The Booby Bar is Closed for Business

E is 10 and a half weeks old, and for the last week and a half has been completely formula fed (barring one or two times).

Giving up breastfeeding wasn’t something I did lightly, but it appears to be for the better for both me and my little man. He had been screaming in hunger even after full on feeds, and waking up after half an hour starving. After every meal. I was having to supplement him with formula in order to get his weight up anyway, under strict orders. We had just managed to wean him off the nipple shields – rubbery, finicky things which made every feed a million times messier than it should have been – to his initial horror at having to work at this feeding thing. One doctor had turned to me at six weeks post partum and asked why I felt the need to “put myself through it” after my pregnancy, which was a barrel of laughs in itself. And yet it wasn’t until the bar taps started running drier and drier that I considered actually going full time on formula and closing the Booby Bar for business. 

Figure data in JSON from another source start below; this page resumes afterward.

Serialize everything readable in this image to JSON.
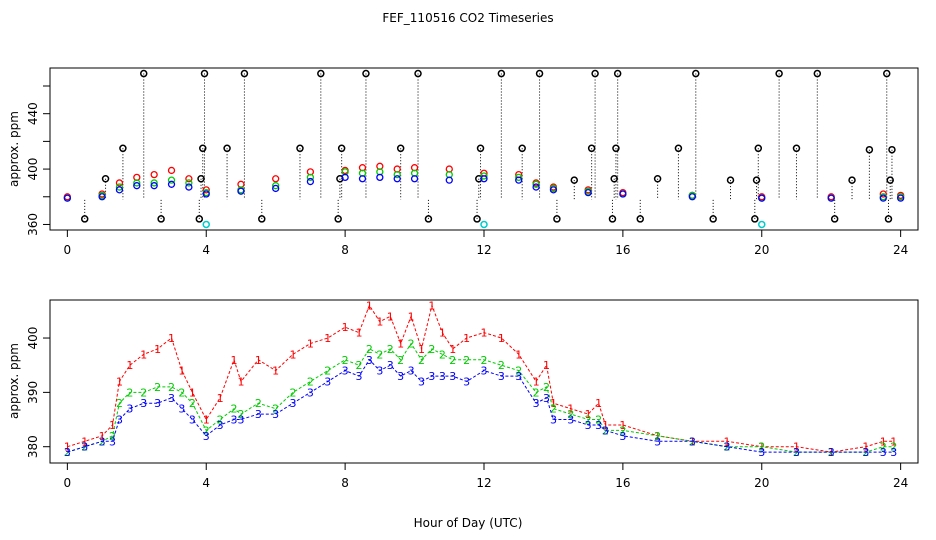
{
  "figure": {
    "title": "FEF_110516  CO2 Timeseries",
    "xlabel": "Hour of Day (UTC)"
  },
  "colors": {
    "series1": "#ff0000",
    "series2": "#00cc00",
    "series3": "#0000ff",
    "reference": "#000000",
    "low_flag": "#00cccc"
  },
  "chart_data": [
    {
      "type": "scatter",
      "panel": "top",
      "ylabel": "approx. ppm",
      "xlim": [
        -0.5,
        24.5
      ],
      "ylim": [
        356,
        473
      ],
      "xticks": [
        0,
        4,
        8,
        12,
        16,
        20,
        24
      ],
      "yticks": [
        360,
        400,
        440
      ],
      "ytick_minor": [
        380,
        420,
        460
      ],
      "reference_points": {
        "description": "black circles with dotted drop lines",
        "x": [
          0.5,
          1.1,
          1.6,
          2.2,
          2.7,
          3.8,
          3.85,
          3.9,
          3.95,
          4.6,
          5.1,
          5.6,
          6.7,
          7.3,
          7.8,
          7.85,
          7.9,
          8.6,
          9.6,
          10.1,
          10.4,
          11.8,
          11.85,
          11.9,
          12.5,
          13.1,
          13.6,
          14.1,
          14.6,
          15.1,
          15.2,
          15.7,
          15.75,
          15.8,
          15.85,
          16.5,
          17.0,
          17.6,
          18.1,
          18.6,
          19.1,
          19.8,
          19.85,
          19.9,
          20.5,
          21.0,
          21.6,
          22.1,
          22.6,
          23.1,
          23.6,
          23.65,
          23.7,
          23.75
        ],
        "y": [
          364,
          393,
          415,
          469,
          364,
          364,
          393,
          415,
          469,
          415,
          469,
          364,
          415,
          469,
          364,
          393,
          415,
          469,
          415,
          469,
          364,
          364,
          393,
          415,
          469,
          415,
          469,
          364,
          392,
          415,
          469,
          364,
          393,
          415,
          469,
          364,
          393,
          415,
          469,
          364,
          392,
          364,
          392,
          415,
          469,
          415,
          469,
          364,
          392,
          414,
          469,
          364,
          392,
          414
        ]
      },
      "low_flags": {
        "x": [
          4.0,
          12.0,
          20.0
        ],
        "y": [
          360,
          360,
          360
        ]
      },
      "series": [
        {
          "name": "1",
          "color": "#ff0000",
          "x": [
            0.0,
            1.0,
            1.5,
            2.0,
            2.5,
            3.0,
            3.5,
            4.0,
            5.0,
            6.0,
            7.0,
            8.0,
            8.5,
            9.0,
            9.5,
            10.0,
            11.0,
            12.0,
            13.0,
            13.5,
            14.0,
            15.0,
            16.0,
            18.0,
            20.0,
            22.0,
            23.5,
            24.0
          ],
          "y": [
            380,
            382,
            390,
            394,
            396,
            399,
            393,
            385,
            389,
            393,
            398,
            399,
            401,
            402,
            400,
            401,
            400,
            397,
            396,
            390,
            387,
            385,
            383,
            381,
            380,
            380,
            382,
            381
          ]
        },
        {
          "name": "2",
          "color": "#00cc00",
          "x": [
            0.0,
            1.0,
            1.5,
            2.0,
            2.5,
            3.0,
            3.5,
            4.0,
            5.0,
            6.0,
            7.0,
            8.0,
            8.5,
            9.0,
            9.5,
            10.0,
            11.0,
            12.0,
            13.0,
            13.5,
            14.0,
            15.0,
            16.0,
            18.0,
            20.0,
            22.0,
            23.5,
            24.0
          ],
          "y": [
            379,
            381,
            387,
            390,
            390,
            392,
            390,
            383,
            385,
            388,
            394,
            398,
            397,
            398,
            396,
            397,
            396,
            395,
            394,
            389,
            386,
            384,
            382,
            381,
            379,
            379,
            380,
            380
          ]
        },
        {
          "name": "3",
          "color": "#0000ff",
          "x": [
            0.0,
            1.0,
            1.5,
            2.0,
            2.5,
            3.0,
            3.5,
            4.0,
            5.0,
            6.0,
            7.0,
            8.0,
            8.5,
            9.0,
            9.5,
            10.0,
            11.0,
            12.0,
            13.0,
            13.5,
            14.0,
            15.0,
            16.0,
            18.0,
            20.0,
            22.0,
            23.5,
            24.0
          ],
          "y": [
            379,
            380,
            385,
            388,
            388,
            389,
            387,
            382,
            384,
            386,
            391,
            394,
            393,
            394,
            393,
            393,
            392,
            393,
            392,
            387,
            385,
            383,
            382,
            380,
            379,
            379,
            379,
            379
          ]
        }
      ]
    },
    {
      "type": "line",
      "panel": "bottom",
      "ylabel": "approx. ppm",
      "xlim": [
        -0.5,
        24.5
      ],
      "ylim": [
        377,
        407
      ],
      "xticks": [
        0,
        4,
        8,
        12,
        16,
        20,
        24
      ],
      "yticks": [
        380,
        390,
        400
      ],
      "marker_labels": [
        "1",
        "2",
        "3"
      ],
      "series": [
        {
          "name": "1",
          "color": "#ff0000",
          "x": [
            0.0,
            0.5,
            1.0,
            1.3,
            1.5,
            1.8,
            2.2,
            2.6,
            3.0,
            3.3,
            3.6,
            4.0,
            4.4,
            4.8,
            5.0,
            5.5,
            6.0,
            6.5,
            7.0,
            7.5,
            8.0,
            8.4,
            8.7,
            9.0,
            9.3,
            9.6,
            9.9,
            10.2,
            10.5,
            10.8,
            11.1,
            11.5,
            12.0,
            12.5,
            13.0,
            13.5,
            13.8,
            14.0,
            14.5,
            15.0,
            15.3,
            15.5,
            16.0,
            17.0,
            18.0,
            19.0,
            20.0,
            21.0,
            22.0,
            23.0,
            23.5,
            23.8
          ],
          "y": [
            380,
            381,
            382,
            384,
            392,
            395,
            397,
            398,
            400,
            394,
            390,
            385,
            389,
            396,
            392,
            396,
            394,
            397,
            399,
            400,
            402,
            401,
            406,
            403,
            404,
            399,
            404,
            398,
            406,
            401,
            398,
            400,
            401,
            400,
            397,
            392,
            395,
            388,
            387,
            386,
            388,
            384,
            384,
            382,
            381,
            381,
            380,
            380,
            379,
            380,
            381,
            381
          ]
        },
        {
          "name": "2",
          "color": "#00cc00",
          "x": [
            0.0,
            0.5,
            1.0,
            1.3,
            1.5,
            1.8,
            2.2,
            2.6,
            3.0,
            3.3,
            3.6,
            4.0,
            4.4,
            4.8,
            5.0,
            5.5,
            6.0,
            6.5,
            7.0,
            7.5,
            8.0,
            8.4,
            8.7,
            9.0,
            9.3,
            9.6,
            9.9,
            10.2,
            10.5,
            10.8,
            11.1,
            11.5,
            12.0,
            12.5,
            13.0,
            13.5,
            13.8,
            14.0,
            14.5,
            15.0,
            15.3,
            15.5,
            16.0,
            17.0,
            18.0,
            19.0,
            20.0,
            21.0,
            22.0,
            23.0,
            23.5,
            23.8
          ],
          "y": [
            379,
            380,
            381,
            382,
            388,
            390,
            390,
            391,
            391,
            390,
            388,
            383,
            385,
            387,
            386,
            388,
            387,
            390,
            392,
            394,
            396,
            395,
            398,
            397,
            398,
            396,
            399,
            396,
            398,
            397,
            396,
            396,
            396,
            395,
            394,
            390,
            391,
            387,
            386,
            385,
            385,
            383,
            383,
            382,
            381,
            380,
            380,
            379,
            379,
            379,
            380,
            380
          ]
        },
        {
          "name": "3",
          "color": "#0000ff",
          "x": [
            0.0,
            0.5,
            1.0,
            1.3,
            1.5,
            1.8,
            2.2,
            2.6,
            3.0,
            3.3,
            3.6,
            4.0,
            4.4,
            4.8,
            5.0,
            5.5,
            6.0,
            6.5,
            7.0,
            7.5,
            8.0,
            8.4,
            8.7,
            9.0,
            9.3,
            9.6,
            9.9,
            10.2,
            10.5,
            10.8,
            11.1,
            11.5,
            12.0,
            12.5,
            13.0,
            13.5,
            13.8,
            14.0,
            14.5,
            15.0,
            15.3,
            15.5,
            16.0,
            17.0,
            18.0,
            19.0,
            20.0,
            21.0,
            22.0,
            23.0,
            23.5,
            23.8
          ],
          "y": [
            379,
            380,
            381,
            381,
            385,
            387,
            388,
            388,
            389,
            387,
            385,
            382,
            384,
            385,
            385,
            386,
            386,
            388,
            390,
            392,
            394,
            393,
            396,
            394,
            395,
            393,
            394,
            392,
            393,
            393,
            393,
            392,
            394,
            393,
            393,
            388,
            389,
            385,
            385,
            384,
            384,
            383,
            382,
            381,
            381,
            380,
            379,
            379,
            379,
            379,
            379,
            379
          ]
        }
      ]
    }
  ]
}
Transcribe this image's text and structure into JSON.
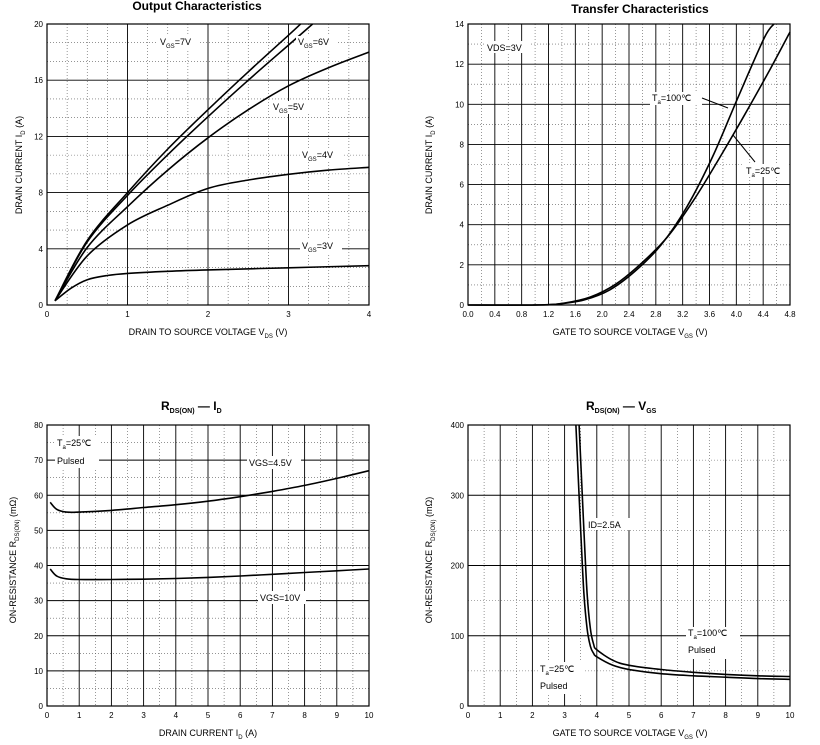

I didn’t find breastfeeding easy – for the first few days it was grand, didn’t see the big deal, until day three or four, when he stopped eating and refused to try feed – even the top up bottles were being ignored, but in particular he had a vendetta against my right boob. He’d eventually latch on to the left one but hell or high water, there was no way he was going near the right one. The hospital’s solution was the shields – which did work, but made him lazy, and dependant on them to feed – he completely gave up caring about going without them. Cue panicked night time feeds where I couldn’t find them, with screaming infant wondering why I won’t feed him and why I’d expect him to attempt the natural way. Not the most fun experience of my life, I can tell you. On top of this, we were told he hadn’t gained any weight in ten days, and then a week later had only gained a very small amount, so supplementing with formula was a must for us. One nurse suggested two ounces after every feed. We were barely able to keep him awake to feed for more than 15 minutes as it was – that wasn’t really realistic.  I tried pumping, using electric and manual pumps. Had porridge oats for breakfast every single morning and tried the fennel tea and fenugreek supplements. All the while, my brain was telling me it would be easier on him and me to just make the switch, but the mammy guilt complex kicked in. I would be a terrible mother if I gave up now, sure everybody else can do it, why couldn’t I? The sheer amount of tears about the issue, mine and his, is mind boggling, especially as this is coming from the girl who had approached breastfeeding (and a lot of parenting things really) with a “Sure I’ll try it and see what happens, no big deal” attitude. Now when it came to giving it up there had been a shift in my view – and not an altogether healthy one. 

So, nine weeks in and little man isn’t sleeping properly for us, he’s waking up every hour and a half and I’m wrecked. This sleep when the baby is sleeping thing is a load of crap, when your baby will only sleep when you’re pushing him around in the buggy during the day, and only in tiny stints at night time. I went home for a week and got minded by my own Mammy. Keeping the promise to the health nurse down here that I’d get him weighed at home, we tottered along to the clinic to celebrate a massive weight gain (we had been upping his amount of formula at this point to after nearly every bottle upon health nurses advice), and happened to discuss with her that I was thinking of giving it up and going on formula full time. She asked me about my pregnancy, and about my milk and how he fed, and then told me that it was likely that he wasn’t getting the fat content he needed from my milk, potentially related to the medication I was on in pregnancy and after the birth. This is something I’d asked the doctors already and had been told no, to keep trying and just feed him more often. She congratulated me on my nine weeks of feeding him, and advised that I was likely doing the right thing. This is exactly the approach that I needed, since I’d basically already made up my mind and didn’t need to be made feel more guilty about it. It was in almost direct opposition to the paeds doctor we’d seen a few weeks earlier, who used the phrase ” one or two bottles won’t do too much harm to him”, as if it was poison I was feeding my gorgeous little man. 

Its been a week and a half, and he’s like a new child. He’s a lot happier, sleeps for longer, and seems to have turned a total corner about sleeping in his cot (yay). I’m like a new woman, getting a bit more sleep, not questioning myself about whether or not I’m giving him enough, since I can now see exactly how much he’s taking. I’m also now able to eye up pretty new bras that don’t have to have nursing capabilities – though theres a serious market out there for affordable pretty nursing bras which if I had a fashion design bone in my body I’d be running away with and making my fortune. I can leave the house in clothes that don’t have flaps, or without a vest under my top for easy breastfeeding. I can drink caffeinated coffee guilt free, which is a plus for everyone around me. And I’m able to see my happy little man gaining weight and feeling full and sleeping well, which is the best bit of all. 

I would have liked to be one of those mammies who could keep it up for the full six months, but I don’t feel like I’ve failed at it, I gave it a good try and lasted for a lot longer than I thought I would. The important bit is that he’s healthy, he’s eating enough and that he now has a mammy who isn’t spending her time guilt ridden and wondering why her little man is so unhappy so can spend that time playing with him and getting massive smiles. And really I think thats what matters.